Костя опустил взгляд, словно видел всю эту кровь на себе впервые. Я читала, что большое количество адреналина защищает организм от боли и шока.
– Переоденусь.
Он ушел, а я принялась доставать склянки. Зеленый пузырек выскользнул из моих неумелых медсестринских рук, грохнулся на серую плитку, окрашивая ноги зелеными веснушками и болотными кочками – половину кухни.
– Разбила…
– Домик! Где швабра? Или тряпка? Или стиральный порошок?
«Ванная номер три, Кира Журавлева. Полоса подсветки включена».
Под ногами загорелась зеленая линия, которая вела меня в «ванную номер три». Я побежала за тряпками.
Открыв дверь, влетела внутрь, но сразу же поняла, что не одна. В доме пять ванных, а Косте нужно было переодеться именно в «номере три!». Хорошо, что он переодевал футболку, а не брюки.
Он стоял с обнаженной спиной. И я замерла. Нет, не то чтобы я никогда не видела мужских спин. Сотни видела. На пляже. Видела парней из хоккейной команды, когда они играли в волейбол. Но я не видела… такого. Такой спины.

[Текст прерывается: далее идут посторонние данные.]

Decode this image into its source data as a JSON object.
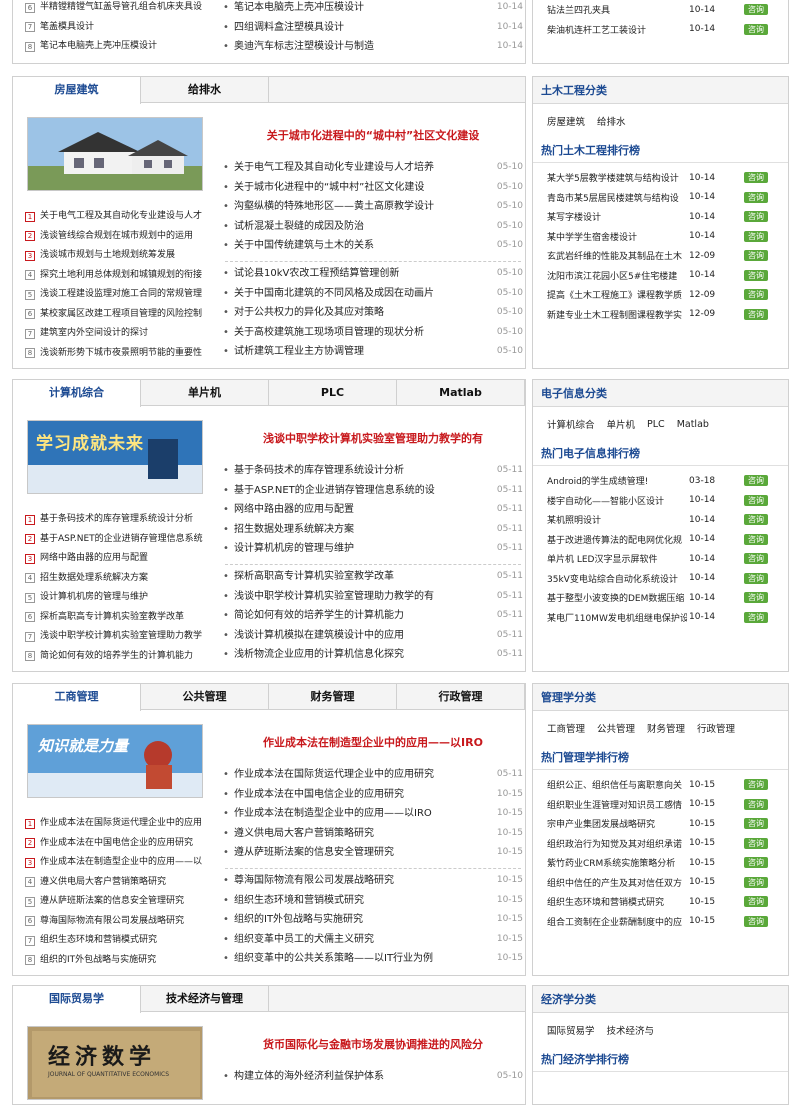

Во-первых, сразу рассмотрела татуировку. В виде журавлиного крыла. Она начиналась на кисти, шла вверх к плечу. Татуировка не заканчивалась. Это было сломанное крыло с торчащими костями и обломленными перьями, спускающееся на лопатку, а дальше… дальше вся оставшаяся кожа спины покрывалась рытвинами, буграми, красными и коричневыми зажившими шрамами.
Их были тысячи… словно по спине Кости клеймом пробежали раскаленные лапки всех птиц его заповедника во Фрингилле.
Костя обернулся. Заметив меня, он поспешил сорвать полотенце с крючка, но я подбежала и не дала ему сделать этого. Запретила прятаться, хватая за руку.
Только бы он рассказал! Что мне сделать, чтобы он рассказал мне правду о себе и своем прошлом? Об этих шрамах? О сломанном крыле-татуировке? О журавле, который спас его?
– Костя, – стояла я рядом, натягивая в кулаке ткань. – Ты тоже.
– Тоже? – не понял он. – Что тоже?
– Ты часть этого, – утвердительно произнесла я, – всего, что происходит у Воронцовых.
Сломанное крыло – перелом его души – не тела. Тело Кости выжило, но что осталось? Был ли он полон жизни или походил на набитую журавлиными перьями подушку для битья?
Отпустив ткань, я подошла к нему вплотную и обняла. Обняла без всякого романтического подтекста. Без намека на флирт. Все, что было в моем спутанном сознании, отпечаталось визуально на его спине.
Вот мое зеркало. Он – мое зеркало. Эти бесконечные раны. Зажившие рытвины боли. У Кости они в прошлом, у меня в настоящем. Он свои видит, а я свои – нет. Я не видела их до сегодняшнего дня. До этого самого момента.
Костя опустил руки на фиксирующий воротник и расстегнул липучки, освобождая мою шею. Его теплые пальцы прикоснулись к моей ледяной коже, когда он провел по загривку. Без воротника я смогла обнять его еще крепче.
– Спасибо… – произнесла я, отпуская, – спасибо, что вернулся.